Como as filosofias do mundo verdadeiro são avaliações pessimistas da nossa sorte na terra, são precursoras do niilismo, pois como Nietzsche escreveu: “O pessimismo é uma forma preliminar de niilismo”. Tudo o que é necessário para um crente no mundo verdadeiro passar a um niilista completo é uma simples crise de fé. Pois se, ou quando, a dúvida oblitera a crença num mundo verdadeiro, então somos forçados a confrontar a possibilidade de que esta realidade terrena e o aqui e agora – que já se julgou ser irreparavelmente falho e insuficiente – é tudo o que existe.

“Quando finalmente descobrimos como o mundo verdadeiro é fabricado unicamente a partir de necessidades psicológicas só nos resta o “mundo repudiado”, e acrescenta-se esta suprema desilusão às razões pelas quais merece ser repudiado.
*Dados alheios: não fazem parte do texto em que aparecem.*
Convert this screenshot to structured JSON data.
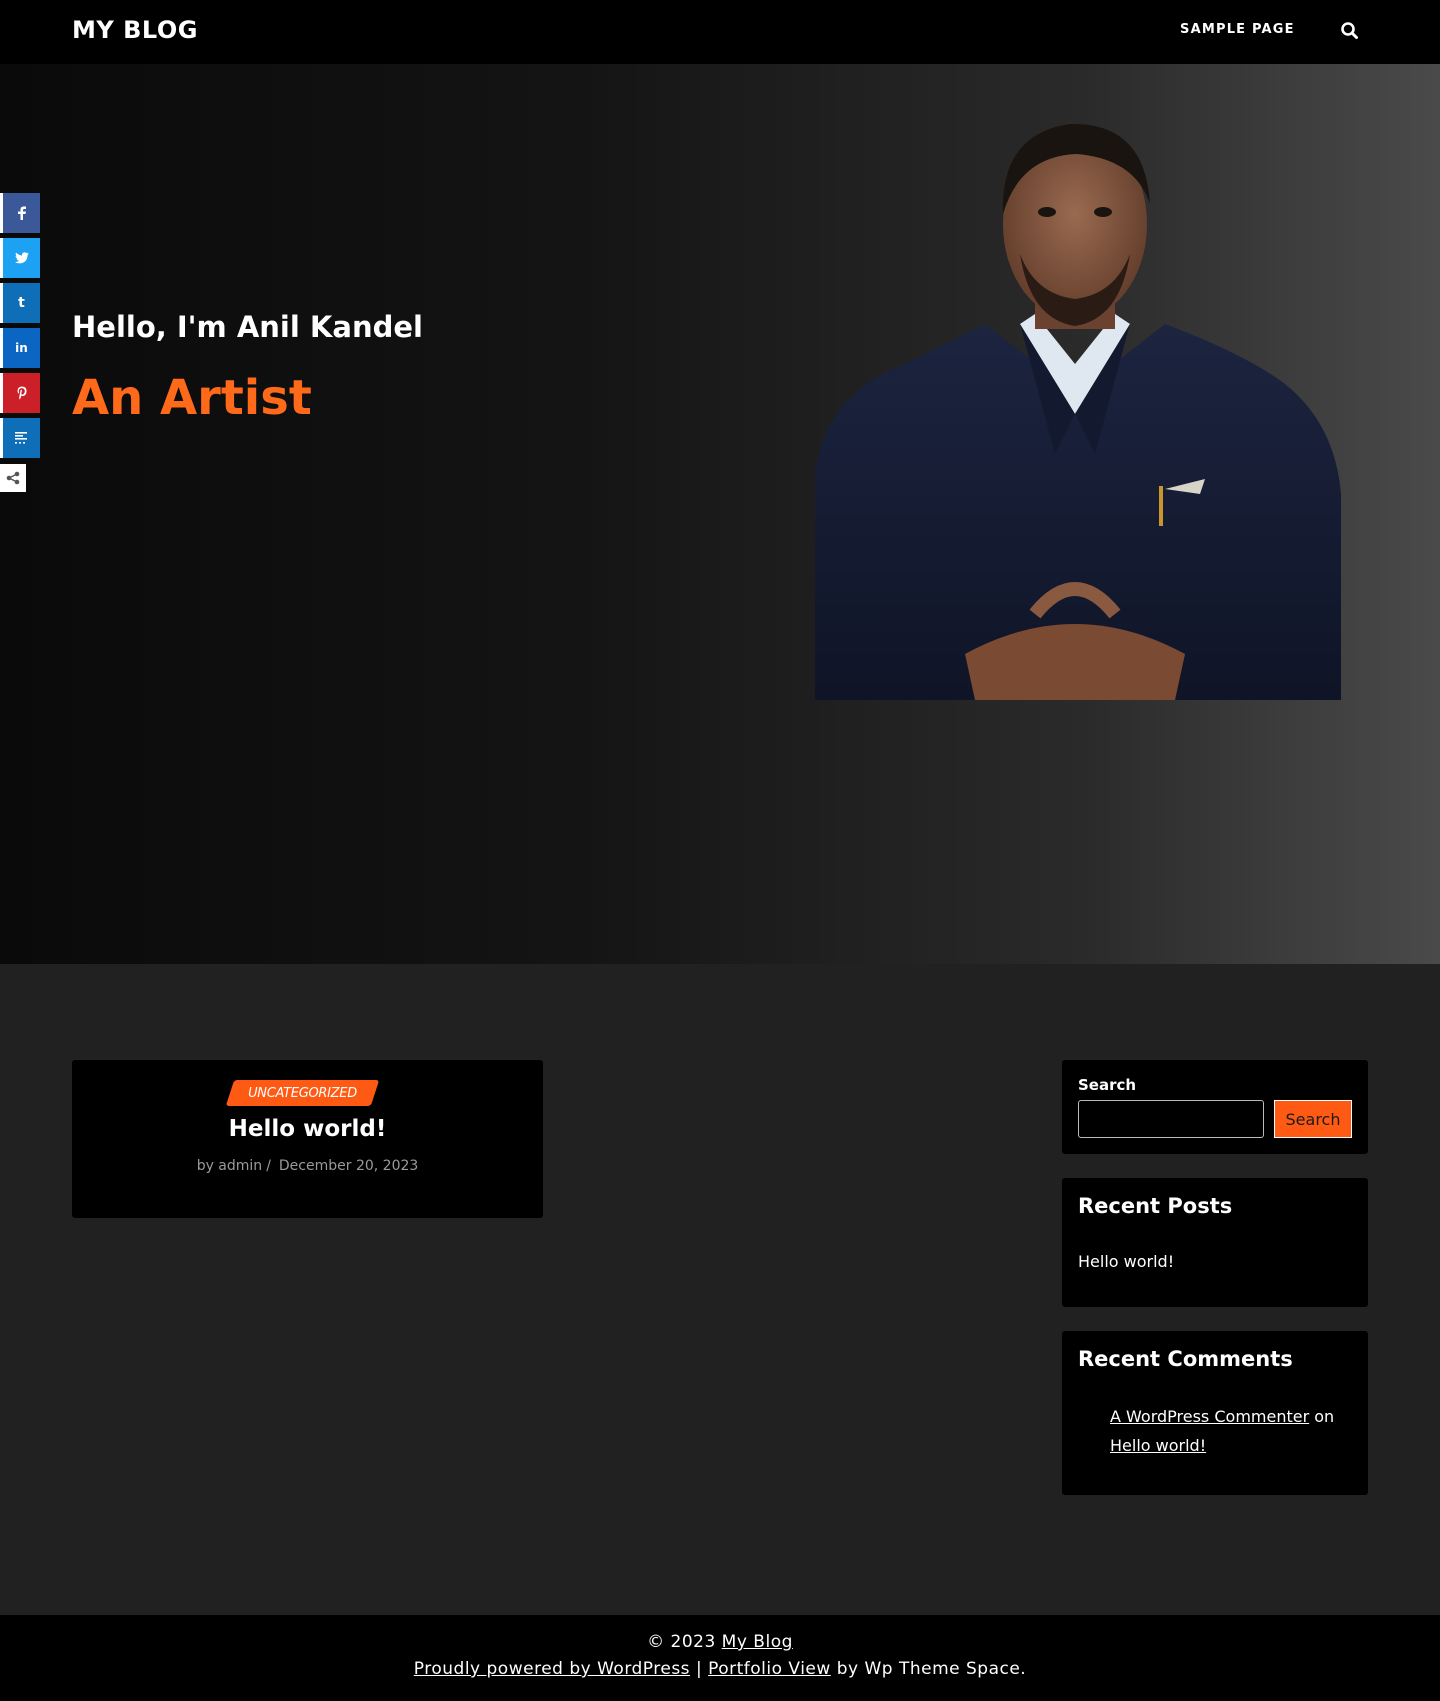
{
  "header": {
    "site_title": "MY BLOG",
    "nav": [
      "SAMPLE PAGE"
    ],
    "search_icon": "search-icon"
  },
  "hero": {
    "greeting": "Hello, I'm Anil Kandel",
    "role": "An Artist",
    "accent_color": "#ff6a1a"
  },
  "social": [
    {
      "name": "facebook-icon",
      "color": "#3b5998"
    },
    {
      "name": "twitter-icon",
      "color": "#1da1f2"
    },
    {
      "name": "tumblr-icon",
      "color": "#0e6fb8"
    },
    {
      "name": "linkedin-icon",
      "color": "#0a66c2"
    },
    {
      "name": "pinterest-icon",
      "color": "#cb2027"
    },
    {
      "name": "more-icon",
      "color": "#0e6fb8"
    }
  ],
  "post": {
    "category": "UNCATEGORIZED",
    "title": "Hello world!",
    "author": "by admin",
    "separator": "/",
    "date": "December 20, 2023"
  },
  "sidebar": {
    "search": {
      "label": "Search",
      "placeholder": "",
      "button": "Search"
    },
    "recent_posts": {
      "title": "Recent Posts",
      "items": [
        "Hello world!"
      ]
    },
    "recent_comments": {
      "title": "Recent Comments",
      "author": "A WordPress Commenter",
      "on": "on",
      "post": "Hello world!"
    }
  },
  "footer": {
    "copyright": "© 2023",
    "site_link": "My Blog",
    "powered": "Proudly powered by WordPress",
    "divider": "|",
    "theme_link": "Portfolio View",
    "by": "by Wp Theme Space."
  }
}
Neste ponto, o niilismo é alcançado: concede-se a realidade como a única realidade. Que é insuportável.”

Como as teorias do mundo verdadeiro são pessimistas e situam-se a um mero passo do niilismo, Nietzsche acreditava que o homem moderno precisa de uma visão não dependente desse mito platónico. Precisamos de um modelo que, em vez de repudiar esta existência terrena, justifique, afirme e até abrace o sofrimento que lhe é indispensável. Precisamos de uma filosofia que nos ajude a cultivar o sentido do momento presente, e a única vida que sabemos de certeza que temos. Precisamos, em suma, de uma visão do mundo que promova o florescimento humano, permanecendo fiéis ao aqui e ao agora e a esta terra.

Nietzsche formulou uma mundivisão que propunha resolver esta lacuna, que o Contracultura irá articular mais à frente. Importa por agora notar que, livre dos ditames das religiões cristãs, o homem ocidental não deixou de depender da perniciosa recorrência a mundos verdadeiros, que a história inapelavelmente revelou como distópicos. Continuamos a cometer, na actualidade, esse erro fundamental e profundamente niilista, acreditando na existência de fórmulas e receitas e engenharias que erradiquem o sofrimento da existência e que a realidade que nos é dada é corrupta e não nos serve.

Em nome desse bestial equívoco e dessa doentia negação, sacrificamos no Ocidente muito das nossas vidas, inclusivamente a liberdade, que é talvez uma dos valores que fazem deste mundo um lugar único e fascinante.